Let's hook it up to the USB cable and provision the device & see what happens, theoretically this should just so the same things - resend the service books and regenerate the key - but do it over the wire. Let's look at the MAGT logs:

[30615] (06/05 11:09:33.130):{0x920} {User} Received RPC command [ProvisionUser] (id=1666)
[40000] (06/05 11:09:33.130):{0x920} {User} Synchronizing user configuration
[40000] (06/05 11:09:33.130):{0x920} {User} Synchronizing device capabilities
[40000] (06/05 11:09:33.161):{0x920} {User} ProvisionUser: Updated handheld capabilities info
[40000] (06/05 11:09:33.161):{0x920} {User} ProvisionUser: Handheld capabilities indicate AES encryption is supported
[40000] (06/05 11:09:33.161):{0x920} {User} ProvisionUser: Using key type AES
[40000] (06/05 11:09:33.161):{0x920} {User} Synchronizing AES encryption keys
[30000] (06/05 11:09:33.192):{0x920} {User} *** Activation *** User activated; triggering message pre-population
[30616] (06/05 11:09:33.192):{0x920} {User} RPC command [ProvisionUser] successful (id=1666)
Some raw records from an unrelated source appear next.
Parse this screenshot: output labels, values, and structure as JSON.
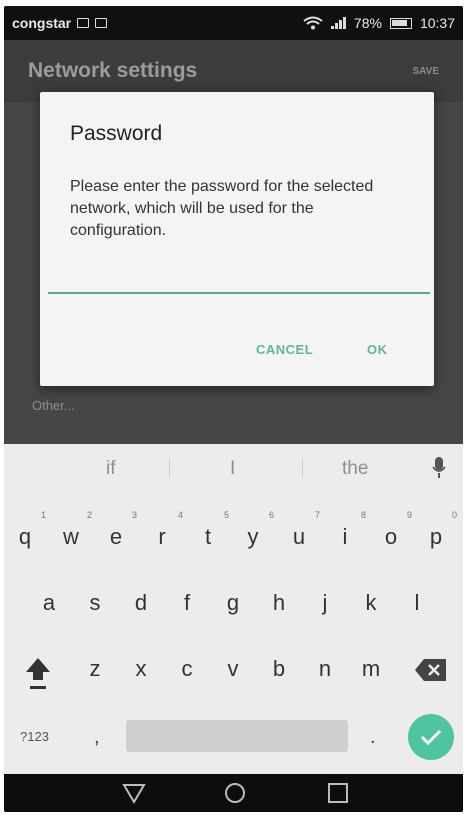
{
  "status_bar": {
    "carrier": "congstar",
    "battery": "78%",
    "time": "10:37"
  },
  "background_screen": {
    "title": "Network settings",
    "save_label": "SAVE",
    "other_label": "Other..."
  },
  "dialog": {
    "title": "Password",
    "message": "Please enter the password for the selected network, which will be used for the configuration.",
    "input_value": "",
    "cancel_label": "CANCEL",
    "ok_label": "OK"
  },
  "keyboard": {
    "suggestions": [
      "if",
      "I",
      "the"
    ],
    "row1": [
      {
        "key": "q",
        "hint": "1"
      },
      {
        "key": "w",
        "hint": "2"
      },
      {
        "key": "e",
        "hint": "3"
      },
      {
        "key": "r",
        "hint": "4"
      },
      {
        "key": "t",
        "hint": "5"
      },
      {
        "key": "y",
        "hint": "6"
      },
      {
        "key": "u",
        "hint": "7"
      },
      {
        "key": "i",
        "hint": "8"
      },
      {
        "key": "o",
        "hint": "9"
      },
      {
        "key": "p",
        "hint": "0"
      }
    ],
    "row2": [
      "a",
      "s",
      "d",
      "f",
      "g",
      "h",
      "j",
      "k",
      "l"
    ],
    "row3": [
      "z",
      "x",
      "c",
      "v",
      "b",
      "n",
      "m"
    ],
    "symbols_label": "?123",
    "comma": ",",
    "period": "."
  },
  "colors": {
    "accent": "#5fb3a3",
    "enter_key": "#4fc4a3",
    "input_underline": "#5aa79a"
  },
  "icons": [
    "wifi-icon",
    "signal-icon",
    "battery-icon",
    "mic-icon",
    "shift-icon",
    "backspace-icon",
    "check-icon",
    "back-icon",
    "home-icon",
    "recents-icon"
  ]
}
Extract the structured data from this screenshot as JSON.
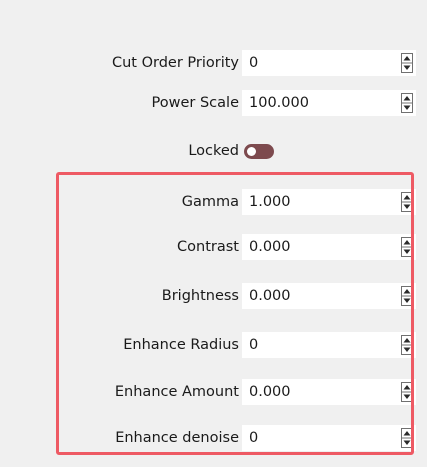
{
  "properties": {
    "cut_order_priority": {
      "label": "Cut Order Priority",
      "value": "0"
    },
    "power_scale": {
      "label": "Power Scale",
      "value": "100.000"
    },
    "locked": {
      "label": "Locked",
      "state": "on"
    },
    "gamma": {
      "label": "Gamma",
      "value": "1.000"
    },
    "contrast": {
      "label": "Contrast",
      "value": "0.000"
    },
    "brightness": {
      "label": "Brightness",
      "value": "0.000"
    },
    "enhance_radius": {
      "label": "Enhance Radius",
      "value": "0"
    },
    "enhance_amount": {
      "label": "Enhance Amount",
      "value": "0.000"
    },
    "enhance_denoise": {
      "label": "Enhance denoise",
      "value": "0"
    }
  },
  "colors": {
    "panel_background": "#f0f0f0",
    "field_background": "#ffffff",
    "toggle_on": "#7d4a4e",
    "highlight_border": "#ee5a64"
  },
  "icons": {
    "spinner": "spin-up-down-icon"
  }
}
Everything looks OK there, and now we can do lookups and send mail just fine.

What is different about the USB provisioning? Ideally I would like to be able to fix these types of problems OTA, in case someone is out of the office. I don't like the idea of having to hook up to the BES Manager and provision via USB to fix. Anybody out there know anything I could have tried OTA before hooking up to USB, without having to go through a full wireless enterprise activation?